Re: [syzbot] [rdma?] WARNING in rxe_skb_tx_dtor

From: Zhu Yanjun
Date: Fri May 02 2025 - 05:54:38 EST


On 01.05.25 18:45, syzbot wrote:
Hello,

syzbot found the following issue on:

HEAD commit: 8bac8898fe39 Merge tag 'mmc-v6.15-rc1' of git://git.kernel..
git tree: upstream
console output: https://syzkaller.appspot.com/x/log.txt?x=16b6d774580000
kernel config: https://syzkaller.appspot.com/x/.config?x=a9a25b7a36123454
dashboard link: https://syzkaller.appspot.com/bug?extid=8425ccfb599521edb153
compiler: Debian clang version 20.1.2 (++20250402124445+58df0ef89dd6-1~exp1~20250402004600.97), Debian LLD 20.1.2

Unfortunately, I don't have any reproducer for this issue yet.

Downloadable assets:
disk image (non-bootable): https://storage.googleapis.com/syzbot-assets/7feb34a89c2a/non_bootable_disk-8bac8898.raw.xz
vmlinux: https://storage.googleapis.com/syzbot-assets/2a76d594c0f5/vmlinux-8bac8898.xz
kernel image: https://storage.googleapis.com/syzbot-assets/dae09c25780d/bzImage-8bac8898.xz

IMPORTANT: if you fix the issue, please add the following tag to the commit:
Reported-by: syzbot+8425ccfb599521edb153@xxxxxxxxxxxxxxxxxxxxxxxxx

------------[ cut here ]------------
WARNING: CPU: 0 PID: 1046 at drivers/infiniband/sw/rxe/rxe_net.c:357 rxe_skb_tx_dtor+0x8b/0x2a0 drivers/infiniband/sw/rxe/rxe_net.c:357

This is a known problem. It seems to be related with the following commit.

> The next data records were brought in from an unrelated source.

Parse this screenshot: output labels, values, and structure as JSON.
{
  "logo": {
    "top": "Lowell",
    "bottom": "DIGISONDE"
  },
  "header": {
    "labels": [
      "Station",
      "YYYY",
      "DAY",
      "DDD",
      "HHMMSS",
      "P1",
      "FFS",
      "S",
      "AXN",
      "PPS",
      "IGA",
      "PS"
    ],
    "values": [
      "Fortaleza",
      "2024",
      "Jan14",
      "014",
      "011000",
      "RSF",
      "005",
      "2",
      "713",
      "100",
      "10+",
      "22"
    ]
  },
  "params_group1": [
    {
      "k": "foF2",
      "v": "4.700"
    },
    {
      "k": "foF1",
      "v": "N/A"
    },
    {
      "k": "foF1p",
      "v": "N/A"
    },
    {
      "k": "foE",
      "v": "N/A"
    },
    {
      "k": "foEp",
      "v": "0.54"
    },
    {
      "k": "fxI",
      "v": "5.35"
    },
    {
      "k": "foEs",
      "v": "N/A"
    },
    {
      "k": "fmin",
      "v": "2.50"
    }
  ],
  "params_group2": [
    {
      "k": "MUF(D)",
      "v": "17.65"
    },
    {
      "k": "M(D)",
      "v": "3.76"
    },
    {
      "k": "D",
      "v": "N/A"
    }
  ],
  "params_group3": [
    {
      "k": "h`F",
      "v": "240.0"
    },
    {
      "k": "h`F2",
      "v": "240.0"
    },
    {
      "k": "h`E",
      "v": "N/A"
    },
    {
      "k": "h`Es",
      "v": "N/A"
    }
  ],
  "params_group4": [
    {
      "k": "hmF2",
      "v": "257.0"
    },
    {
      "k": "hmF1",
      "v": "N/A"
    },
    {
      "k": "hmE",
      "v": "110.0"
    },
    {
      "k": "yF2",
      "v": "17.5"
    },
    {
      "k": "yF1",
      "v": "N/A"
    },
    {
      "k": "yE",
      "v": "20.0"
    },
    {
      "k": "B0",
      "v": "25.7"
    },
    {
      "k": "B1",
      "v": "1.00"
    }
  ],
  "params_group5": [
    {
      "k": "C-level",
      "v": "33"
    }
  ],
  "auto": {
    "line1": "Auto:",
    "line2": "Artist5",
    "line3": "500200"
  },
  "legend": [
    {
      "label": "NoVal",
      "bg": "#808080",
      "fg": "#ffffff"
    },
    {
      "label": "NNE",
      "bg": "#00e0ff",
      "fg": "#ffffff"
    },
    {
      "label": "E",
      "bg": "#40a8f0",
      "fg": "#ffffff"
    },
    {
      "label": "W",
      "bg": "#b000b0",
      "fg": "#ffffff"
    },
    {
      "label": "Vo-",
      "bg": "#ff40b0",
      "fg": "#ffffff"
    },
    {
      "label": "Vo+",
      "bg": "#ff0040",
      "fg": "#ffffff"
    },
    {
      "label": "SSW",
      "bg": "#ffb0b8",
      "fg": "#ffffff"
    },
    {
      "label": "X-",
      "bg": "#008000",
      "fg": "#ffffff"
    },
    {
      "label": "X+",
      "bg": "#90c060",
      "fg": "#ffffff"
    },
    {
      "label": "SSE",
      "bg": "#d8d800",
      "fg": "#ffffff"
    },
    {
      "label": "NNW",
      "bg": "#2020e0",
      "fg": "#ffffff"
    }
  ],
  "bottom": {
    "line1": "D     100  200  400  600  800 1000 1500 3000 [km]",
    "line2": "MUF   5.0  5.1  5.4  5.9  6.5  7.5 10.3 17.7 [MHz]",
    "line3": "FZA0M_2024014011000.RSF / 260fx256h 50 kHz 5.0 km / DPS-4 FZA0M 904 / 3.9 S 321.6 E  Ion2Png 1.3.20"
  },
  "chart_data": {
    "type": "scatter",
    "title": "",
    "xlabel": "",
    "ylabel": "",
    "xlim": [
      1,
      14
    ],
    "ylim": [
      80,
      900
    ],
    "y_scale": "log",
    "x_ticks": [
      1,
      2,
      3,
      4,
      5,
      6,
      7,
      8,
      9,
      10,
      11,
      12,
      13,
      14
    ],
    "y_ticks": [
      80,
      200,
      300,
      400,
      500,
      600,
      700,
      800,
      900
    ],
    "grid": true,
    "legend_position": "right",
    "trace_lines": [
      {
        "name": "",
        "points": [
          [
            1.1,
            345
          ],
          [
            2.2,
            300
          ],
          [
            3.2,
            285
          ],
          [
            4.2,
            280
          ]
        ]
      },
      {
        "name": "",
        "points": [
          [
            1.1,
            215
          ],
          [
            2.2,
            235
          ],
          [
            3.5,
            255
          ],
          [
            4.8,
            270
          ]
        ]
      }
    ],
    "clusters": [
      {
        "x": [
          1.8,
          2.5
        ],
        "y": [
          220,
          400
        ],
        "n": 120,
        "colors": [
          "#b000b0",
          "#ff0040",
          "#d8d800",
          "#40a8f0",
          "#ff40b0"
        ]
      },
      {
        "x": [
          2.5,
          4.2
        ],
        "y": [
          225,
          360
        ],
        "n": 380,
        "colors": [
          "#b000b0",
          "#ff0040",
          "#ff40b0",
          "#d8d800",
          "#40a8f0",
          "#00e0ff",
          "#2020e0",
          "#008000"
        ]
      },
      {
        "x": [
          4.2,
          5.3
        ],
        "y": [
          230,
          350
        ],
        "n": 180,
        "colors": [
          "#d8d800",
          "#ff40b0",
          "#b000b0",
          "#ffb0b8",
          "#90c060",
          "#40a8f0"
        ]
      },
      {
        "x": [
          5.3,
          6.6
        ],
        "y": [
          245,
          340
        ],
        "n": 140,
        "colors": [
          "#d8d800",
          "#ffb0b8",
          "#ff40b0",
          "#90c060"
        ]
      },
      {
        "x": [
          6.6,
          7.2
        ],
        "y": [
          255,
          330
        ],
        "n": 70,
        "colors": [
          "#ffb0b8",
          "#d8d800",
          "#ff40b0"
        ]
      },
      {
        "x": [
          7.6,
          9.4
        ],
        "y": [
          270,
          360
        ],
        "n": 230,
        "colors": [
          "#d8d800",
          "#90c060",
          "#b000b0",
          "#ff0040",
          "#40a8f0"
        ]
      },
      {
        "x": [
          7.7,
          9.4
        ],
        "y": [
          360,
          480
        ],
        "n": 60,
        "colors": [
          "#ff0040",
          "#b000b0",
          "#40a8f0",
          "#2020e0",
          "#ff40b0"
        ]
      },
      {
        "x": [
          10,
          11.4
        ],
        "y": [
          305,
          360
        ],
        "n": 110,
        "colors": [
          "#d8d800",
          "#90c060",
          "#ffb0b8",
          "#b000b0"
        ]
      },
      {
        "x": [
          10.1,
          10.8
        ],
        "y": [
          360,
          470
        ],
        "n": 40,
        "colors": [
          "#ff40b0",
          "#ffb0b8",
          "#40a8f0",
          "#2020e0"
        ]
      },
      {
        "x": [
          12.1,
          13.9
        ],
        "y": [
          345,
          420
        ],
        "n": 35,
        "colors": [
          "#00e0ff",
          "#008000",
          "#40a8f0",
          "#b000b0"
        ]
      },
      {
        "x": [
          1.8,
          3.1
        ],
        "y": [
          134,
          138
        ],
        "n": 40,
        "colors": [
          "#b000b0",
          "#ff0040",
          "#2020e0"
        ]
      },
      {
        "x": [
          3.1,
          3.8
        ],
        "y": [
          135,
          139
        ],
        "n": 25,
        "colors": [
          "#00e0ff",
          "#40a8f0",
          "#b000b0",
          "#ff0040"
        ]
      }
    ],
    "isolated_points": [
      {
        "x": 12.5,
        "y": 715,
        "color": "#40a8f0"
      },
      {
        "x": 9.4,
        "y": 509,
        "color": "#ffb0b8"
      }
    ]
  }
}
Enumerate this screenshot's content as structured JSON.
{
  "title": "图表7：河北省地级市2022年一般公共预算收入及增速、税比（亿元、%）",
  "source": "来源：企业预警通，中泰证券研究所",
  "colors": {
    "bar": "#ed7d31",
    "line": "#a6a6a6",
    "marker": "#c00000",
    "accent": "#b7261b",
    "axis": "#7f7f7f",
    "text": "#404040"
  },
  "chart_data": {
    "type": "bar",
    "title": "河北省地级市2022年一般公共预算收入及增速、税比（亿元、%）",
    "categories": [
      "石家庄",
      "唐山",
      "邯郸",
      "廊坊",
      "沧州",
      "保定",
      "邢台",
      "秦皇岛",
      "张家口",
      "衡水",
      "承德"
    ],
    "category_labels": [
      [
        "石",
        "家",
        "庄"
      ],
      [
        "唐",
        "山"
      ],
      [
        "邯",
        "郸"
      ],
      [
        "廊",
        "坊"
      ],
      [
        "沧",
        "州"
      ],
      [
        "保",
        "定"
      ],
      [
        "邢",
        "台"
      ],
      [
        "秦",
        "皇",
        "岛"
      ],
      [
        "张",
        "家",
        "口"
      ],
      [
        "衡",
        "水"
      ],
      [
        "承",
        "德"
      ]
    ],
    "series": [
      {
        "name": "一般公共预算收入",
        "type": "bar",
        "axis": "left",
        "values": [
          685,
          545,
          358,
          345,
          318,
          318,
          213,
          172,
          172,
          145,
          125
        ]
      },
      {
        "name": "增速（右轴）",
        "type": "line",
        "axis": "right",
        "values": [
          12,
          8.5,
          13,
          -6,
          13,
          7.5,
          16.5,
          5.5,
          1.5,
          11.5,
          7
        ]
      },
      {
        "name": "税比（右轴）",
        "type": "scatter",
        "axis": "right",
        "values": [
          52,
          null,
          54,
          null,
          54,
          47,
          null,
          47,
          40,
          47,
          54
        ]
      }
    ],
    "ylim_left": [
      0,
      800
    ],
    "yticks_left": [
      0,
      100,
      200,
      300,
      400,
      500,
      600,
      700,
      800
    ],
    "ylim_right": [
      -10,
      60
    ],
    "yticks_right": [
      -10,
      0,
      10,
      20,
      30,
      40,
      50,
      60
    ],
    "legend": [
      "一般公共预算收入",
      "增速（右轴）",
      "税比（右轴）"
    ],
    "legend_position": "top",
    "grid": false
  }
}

commit 1a633bdc8fd9e9e4a9f9a668ae122edfc5aacc86
Author: Bob Pearson <rpearsonhpe@xxxxxxxxx>
Date: Fri Mar 29 09:55:15 2024 -0500

RDMA/rxe: Let destroy qp succeed with stuck packet

In some situations a sent packet may get queued in the NIC longer than
than timeout of a ULP. Currently if this happens the ULP may try to reset
the link by destroying the qp and setting up an alternate connection but
will fail because the rxe driver is waiting for the packet to finish
getting sent and be returned to the skb destructor function where the qp
reference holding things up will be dropped. This patch modifies the way
that the qp is passed to the destructor to pass the qp index and not a qp
pointer. Then the destructor will attempt to lookup the qp from its index
and if it fails exit early. This requires taking a reference on the struct
sock rather than the qp allowing the qp to be destroyed while the sk is
still around waiting for the packet to finish.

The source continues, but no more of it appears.